With 20 crew members, 14 scientists, 2 SSSG techs (marine technicians), and 3 MATE interns aboard, we exit the Reykjavík port with rare, beautiful, Icelandic weather. The first 24 hours consist of exploring the layout of the boat, learning everyone’s names, safety trainings, an abandon ship drill, and indulging in fresh fruits and vegetables like avocados, berries, cantaloupe, starfruit, pineapple, sprouts, the list goes on and on. With 35 days straight at sea, they won’t last long.
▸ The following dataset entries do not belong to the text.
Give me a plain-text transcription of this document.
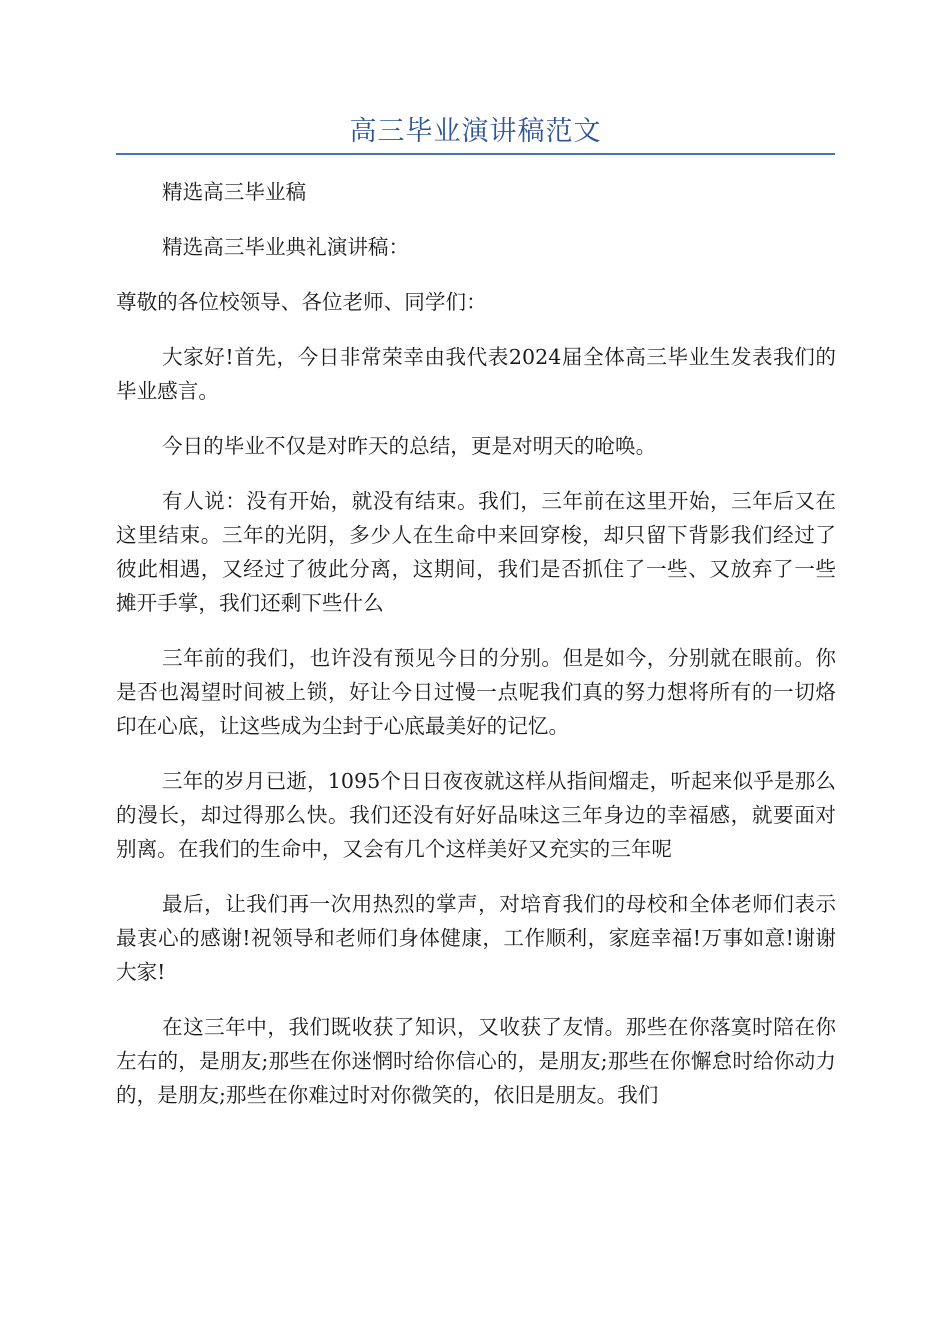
高三毕业演讲稿范文

精选高三毕业稿

精选高三毕业典礼演讲稿：

尊敬的各位校领导、各位老师、同学们：

大家好!首先，今日非常荣幸由我代表2024届全体高三毕业生发表我们的毕业感言。

今日的毕业不仅是对昨天的总结，更是对明天的呛唤。

有人说：没有开始，就没有结束。我们，三年前在这里开始，三年后又在这里结束。三年的光阴，多少人在生命中来回穿梭，却只留下背影我们经过了彼此相遇，又经过了彼此分离，这期间，我们是否抓住了一些、又放弃了一些摊开手掌，我们还剩下些什么

三年前的我们，也许没有预见今日的分别。但是如今，分别就在眼前。你是否也渴望时间被上锁，好让今日过慢一点呢我们真的努力想将所有的一切烙印在心底，让这些成为尘封于心底最美好的记忆。

三年的岁月已逝，1095个日日夜夜就这样从指间熘走，听起来似乎是那么的漫长，却过得那么快。我们还没有好好品味这三年身边的幸福感，就要面对别离。在我们的生命中，又会有几个这样美好又充实的三年呢

最后，让我们再一次用热烈的掌声，对培育我们的母校和全体老师们表示最衷心的感谢!祝领导和老师们身体健康，工作顺利，家庭幸福!万事如意!谢谢大家!

在这三年中，我们既收获了知识，又收获了友情。那些在你落寞时陪在你左右的，是朋友;那些在你迷惘时给你信心的，是朋友;那些在你懈怠时给你动力的，是朋友;那些在你难过时对你微笑的，依旧是朋友。我们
The R/V Neil Armstrong is a more modern boat than I’ve ever sailed on. If it wasn’t for the pitching and rolling of the waves, the inside would feel no different from any given science building at my alma mater, the University of New Hampshire (UNH). In my time onboard UNH’s R/V Gulf Challenger and the Sea Education Association’s SSV Robert C. Seamans, I spent most of my time on deck, collecting samples and adjusting sails, with the horizon constantly in sight. On the R/V Neil Armstrong, however, with few portholes for viewing the horizon, the ship’s movement is disorienting and stomach upsetting (at least until my sea legs grow).

Most of our time is spent inside due to the nature of the sampling plan. Unlike chemical, biological or physical oceanography cruises which include deployments several times a day, this geophysical research cruise focuses on data collected from instruments attached to the bottom of the hull. So, on top of learning deck operations, and the many duties of a marine technician, I am also responsible for monitoring the bathymetric, gravitational, and magnetic data on screens in the science lab as they come in.

The magnetometer is one of the only instruments we will deploy. We tow it behind the ship during the entire cruise, with plenty of pay out to ensure the metal ship doesn’t influence its measurements. It measures the magnetic field of the earth. By looking at the anomalies from the earth’s overall magnetic field, we can distinguish slight changes due to the presence or absence of rocky lava flows (which preserve the earth’s magnetic field at their time of formation), even if they’re beneath sediment. This data, combined with the bathymetric data from the multibeam sonar (which is limited to mapping only the sediment or rocky surface layers) and the gravity data from the gravitometer, help us reconstruct the history of fractures formed from the spreading of the Eurasian and North American plates – the main goal of this cruise.

Photo: Ella and Lila observing while shipboard science support group members Cris and Becca prepare for deploying the magnetometer.